The report peaked MY interest because it 2 of the technologies it mentions that will be key in 2006 are ‘mobile workforce enablement’ and ‘collaboration technology’. Guess what? They’re both hosted applications, or ones that hosting will play the part of facilitator and infrastructure provider to.
Collaboration can only really be achieved thru on-line applications. The days of the shared network drive are dying (thank goodness!) and hosted applications are providing a variety of functionality (enterprise management, customer relations, logistics - now even desktop applications like email, word processing and project management). Technologies such as blogs and wiki’s allow companies to communicate and share project / product / business information internally or externally. The primary benefit of these is access-anywhere, and edit without local application requirements.
Which leads nicely to the second technology - mobile workforce enablement. The CIO’s role will be to provide the hardware and software to facilitate an increasing mobile workforce. It’s no longer only sales reps and maintenance workers that are out-of-office, teleworking, offices at multiple locations (and outsourced offices or managed services providers located off-site) and just keeping in touch with the office out-of-hours. This means providing services like push-email, portable phone numbers, and access to what were traditionally in-office applications like file servers, CRM and Enterprise software.

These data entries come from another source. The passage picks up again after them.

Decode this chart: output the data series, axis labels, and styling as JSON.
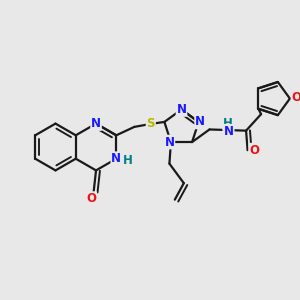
{
  "bg_color": "#e8e8e8",
  "bond_color": "#1a1a1a",
  "bond_width": 1.6,
  "colors": {
    "N": "#1a1aff",
    "O": "#ee1111",
    "S": "#b8b800",
    "H": "#008080"
  },
  "fs": 8.5
}
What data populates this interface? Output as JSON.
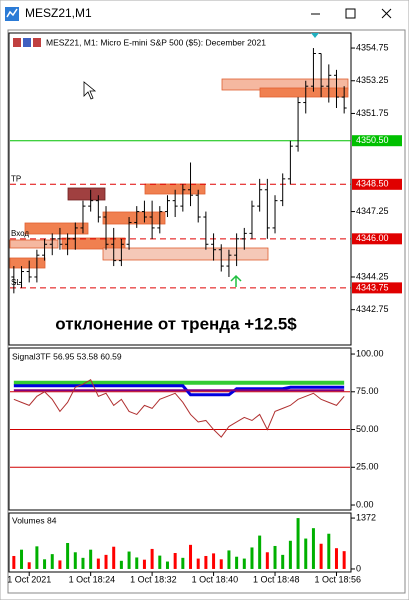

On the business side, the report states that one of the key 2006 priorities will be controlling enterprise operating costs. Music to MY ears! The model we take allows CIO’s to procure a high-end cluster of dedicated servers with hosted office applications, disaster recovery options and managed services support (or any customisation of that of course, up or down scale), for a monthly fee that is a fraction of the captial expenditure normally required. That model saves CIO’s both cap-ex costs, and internal staff resources. Hey, of course we make money off it to, it’s the outsourcing business model - providing Internet Infrastrucutre and associated services are OUR core features, not yours, so why try to build it yourself when we’ve invested millions in people and facilities? Just like we don’t try to write our own operating systems for our servers, we’re quite happy to use best-in-breed systems that already exist!
I think hosting companies will move aggressively into this space - building on their data centre infrastructure to provide value-added services and pre-packaged solutions. It’s a win-win for both customers and the hosting company as they have the expertise and facilities to provide the hosted applications CIO’s will need to enable the key drivers of changes mentioned above.